Whatever other parts of the district have done, it can be truthfully stated that Ingleton has responded loyally to the country’s call to arms. The population of Ingleton, and those of Chapel-le-dale, is under thirteen hundred, and out of that number sixty have joined the service either at the Front or for home defence. At the first call, 45 Territorial and Reserve men went out, and of this number a very large proportion volunteered for Foreign Service. The second class National Reservists who have been called out on two occasions, only to receive backword, have at the third time of asking had to present themselves at headquarters, and on Wednesday morning, the 3rd inst., these second class Reservists, under the age of 45, received a rousing send off when they left by the 8.55 a.m. train for Skipton. The names of those who went were H. Slinger, C. Sears, E. Tomlinson, J. Robinson, T. Fletcher, J. Saul, W. Metcalfe and E. Jones, who were accompanied by V. Slinger and A. Jowett. In addition to those there left on Monday and Tuesday Messrs. J. Tomlinson, A. Saul, J. Brown, and R. Clapham, all of whom were accepted, in fact only one has been refused out of those who have presented themselves. The one who was not accepted being maimed. For the past fortnight, Mr. R.D. Metcalfe, Ingleborough Café, Ingleton, and Captain John Upton, Ingmire Hall, Sedbergh, who were appointed by Government to purchase horses for active service, have secured considerably over 100 horses within the radius of 15 miles of Ingleton. In the early days of their march remounting was their objective, but latterly draught horses were required. Good prices were paid for suitable animals. During last week the employees of the New Ingleton Colliery collected £9 17s. 7d. on behalf of the Prince of Wales’ Relief Fund.

01 April 1915



The death has occurred of Miss Annie Gudgeon Slinger, youngest daughter of Mr.
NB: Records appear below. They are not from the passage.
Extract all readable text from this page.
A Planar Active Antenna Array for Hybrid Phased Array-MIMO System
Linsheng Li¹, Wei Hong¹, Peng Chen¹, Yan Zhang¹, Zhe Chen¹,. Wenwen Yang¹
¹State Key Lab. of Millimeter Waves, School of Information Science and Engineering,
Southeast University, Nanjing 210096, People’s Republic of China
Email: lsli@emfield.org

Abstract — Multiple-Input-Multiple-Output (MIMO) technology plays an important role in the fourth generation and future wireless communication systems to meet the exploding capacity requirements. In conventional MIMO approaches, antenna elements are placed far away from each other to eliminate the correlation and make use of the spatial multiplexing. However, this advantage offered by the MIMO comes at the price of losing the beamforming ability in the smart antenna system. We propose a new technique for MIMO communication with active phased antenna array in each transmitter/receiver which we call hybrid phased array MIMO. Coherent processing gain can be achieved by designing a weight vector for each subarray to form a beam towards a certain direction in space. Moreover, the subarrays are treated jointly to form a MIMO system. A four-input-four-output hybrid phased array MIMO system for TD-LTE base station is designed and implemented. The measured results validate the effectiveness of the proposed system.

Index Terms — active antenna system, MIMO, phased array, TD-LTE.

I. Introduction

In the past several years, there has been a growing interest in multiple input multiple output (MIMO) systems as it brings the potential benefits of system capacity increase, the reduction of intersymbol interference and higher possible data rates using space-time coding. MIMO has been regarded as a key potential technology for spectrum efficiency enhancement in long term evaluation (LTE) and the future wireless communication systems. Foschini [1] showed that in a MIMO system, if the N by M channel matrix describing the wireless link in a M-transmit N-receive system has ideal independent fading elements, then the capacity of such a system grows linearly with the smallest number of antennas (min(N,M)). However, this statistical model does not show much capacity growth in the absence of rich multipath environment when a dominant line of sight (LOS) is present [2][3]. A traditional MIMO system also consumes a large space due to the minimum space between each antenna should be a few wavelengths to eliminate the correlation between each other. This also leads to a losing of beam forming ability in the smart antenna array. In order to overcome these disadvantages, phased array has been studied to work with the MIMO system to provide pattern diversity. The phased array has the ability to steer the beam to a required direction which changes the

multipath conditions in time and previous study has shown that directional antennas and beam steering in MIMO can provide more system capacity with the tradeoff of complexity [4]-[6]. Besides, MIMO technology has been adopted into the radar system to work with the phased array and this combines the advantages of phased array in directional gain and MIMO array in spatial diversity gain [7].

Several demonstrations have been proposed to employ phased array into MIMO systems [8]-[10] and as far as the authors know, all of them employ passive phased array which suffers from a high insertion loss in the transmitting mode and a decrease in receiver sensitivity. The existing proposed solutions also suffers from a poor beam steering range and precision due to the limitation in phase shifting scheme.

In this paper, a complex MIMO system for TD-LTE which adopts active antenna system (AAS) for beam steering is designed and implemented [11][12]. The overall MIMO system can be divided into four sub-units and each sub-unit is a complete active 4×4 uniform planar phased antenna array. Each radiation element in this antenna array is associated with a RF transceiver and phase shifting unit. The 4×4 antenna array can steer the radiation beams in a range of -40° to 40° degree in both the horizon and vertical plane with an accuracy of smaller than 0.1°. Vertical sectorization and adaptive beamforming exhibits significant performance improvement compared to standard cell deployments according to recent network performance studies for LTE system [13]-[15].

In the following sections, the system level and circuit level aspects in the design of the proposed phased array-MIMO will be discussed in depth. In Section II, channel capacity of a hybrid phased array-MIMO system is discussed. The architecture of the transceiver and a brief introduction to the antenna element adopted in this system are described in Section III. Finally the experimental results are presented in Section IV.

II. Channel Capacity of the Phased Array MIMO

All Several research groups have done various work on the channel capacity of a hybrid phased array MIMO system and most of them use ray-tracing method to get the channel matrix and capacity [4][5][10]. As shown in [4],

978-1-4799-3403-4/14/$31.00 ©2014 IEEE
John Slinger of Albion House, Ingleton, at the comparatively early age of 32 years. The deceased, who for some time past has resided in Leeds, was taken ill about a week ago, and despite every attention she succumbed on Thursday, the 26th, death being due to pleuro-pneumonia. The deceased was of a particularly bright and cheerful disposition, and was well known in many places outside of Ingleton. The interment took place at the Ingleton Cemetery on Monday, the first portion of the burial service being read in St. Mary’s Parish Church. The coffin was carried into the church by four of her brothers and two nephews, all of whom are serving their King and country, in fact, the number of near relatives serving the colours total up to over a score. The service was taken by Rev. R. Crane, Vicar of Thornton-in-Lonsdale, in the absence of the Vicar of Ingleton, who is ill.
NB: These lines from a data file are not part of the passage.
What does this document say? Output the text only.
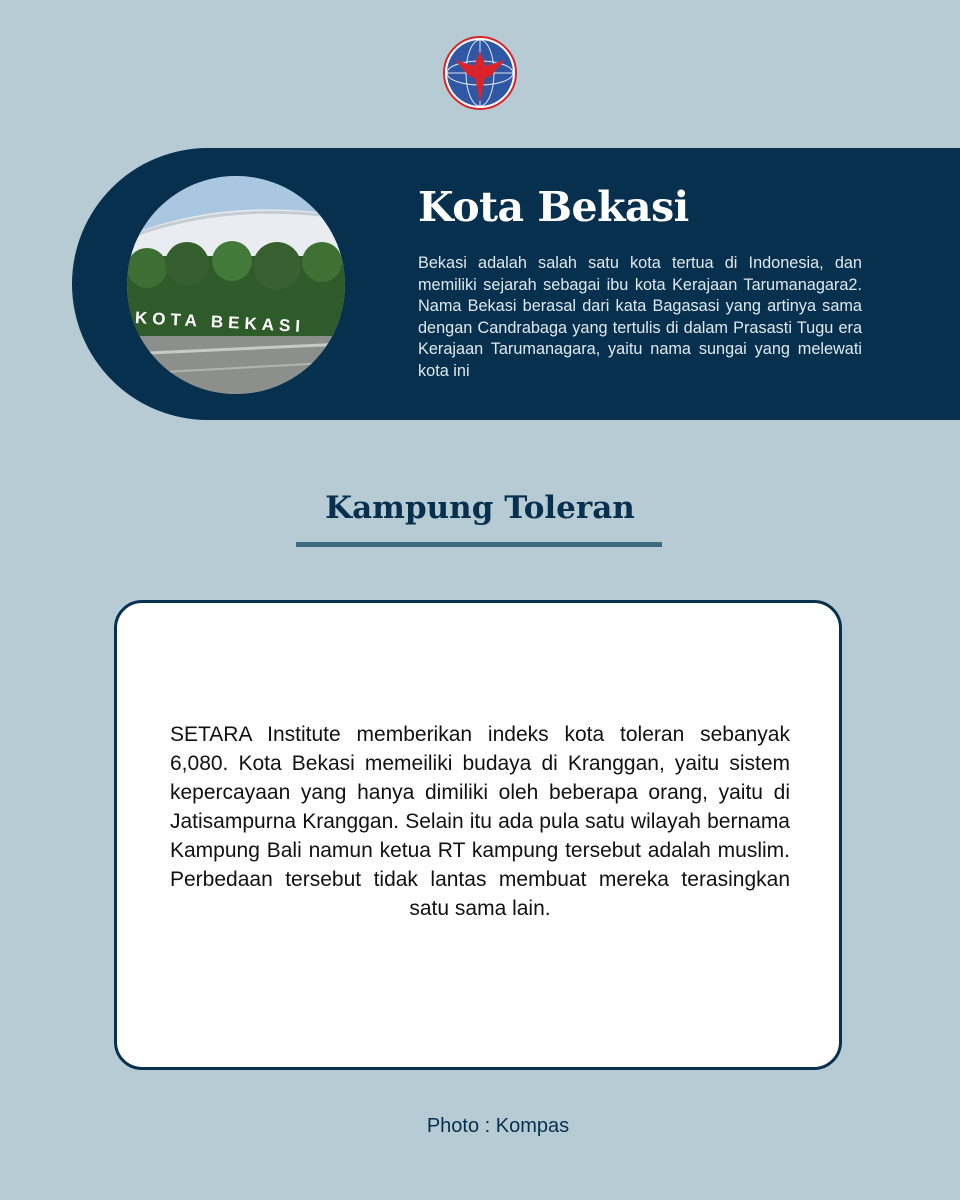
KOTA BEKASI
Kota Bekasi

Bekasi adalah salah satu kota tertua di Indonesia, dan memiliki sejarah sebagai ibu kota Kerajaan Tarumanagara2. Nama Bekasi berasal dari kata Bagasasi yang artinya sama dengan Candrabaga yang tertulis di dalam Prasasti Tugu era Kerajaan Tarumanagara, yaitu nama sungai yang melewati kota ini

Kampung Toleran

SETARA Institute memberikan indeks kota toleran sebanyak 6,080. Kota Bekasi memeiliki budaya di Kranggan, yaitu sistem kepercayaan yang hanya dimiliki oleh beberapa orang, yaitu di Jatisampurna Kranggan. Selain itu ada pula satu wilayah bernama Kampung Bali namun ketua RT kampung tersebut adalah muslim. Perbedaan tersebut tidak lantas membuat mereka terasingkan satu sama lain.

Photo : Kompas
[The above article refers to the sister of Pte. Vincent Slinger, who died on the 22nd November 1918.]

15 June 1917


OVER FROM FRANCE – During the past week Pte. Vince Slinger, fifth son of Mr. John Slinger, of Albion House, has been over after an absence in France of 13 months. Pte. Slinger is one of four brothers serving, and took part in the Battle of Messiness, about which he can give graphic accounts. He looks remarkably well, and is in the best of spirits. He is an officer’s man attached to General Plumer’s staff. Pte. W. Ross, son of Mrs. Ross, manageress at the Ingleton Steam Laundry, is also on 10 days’ leave, he being also from the trenches.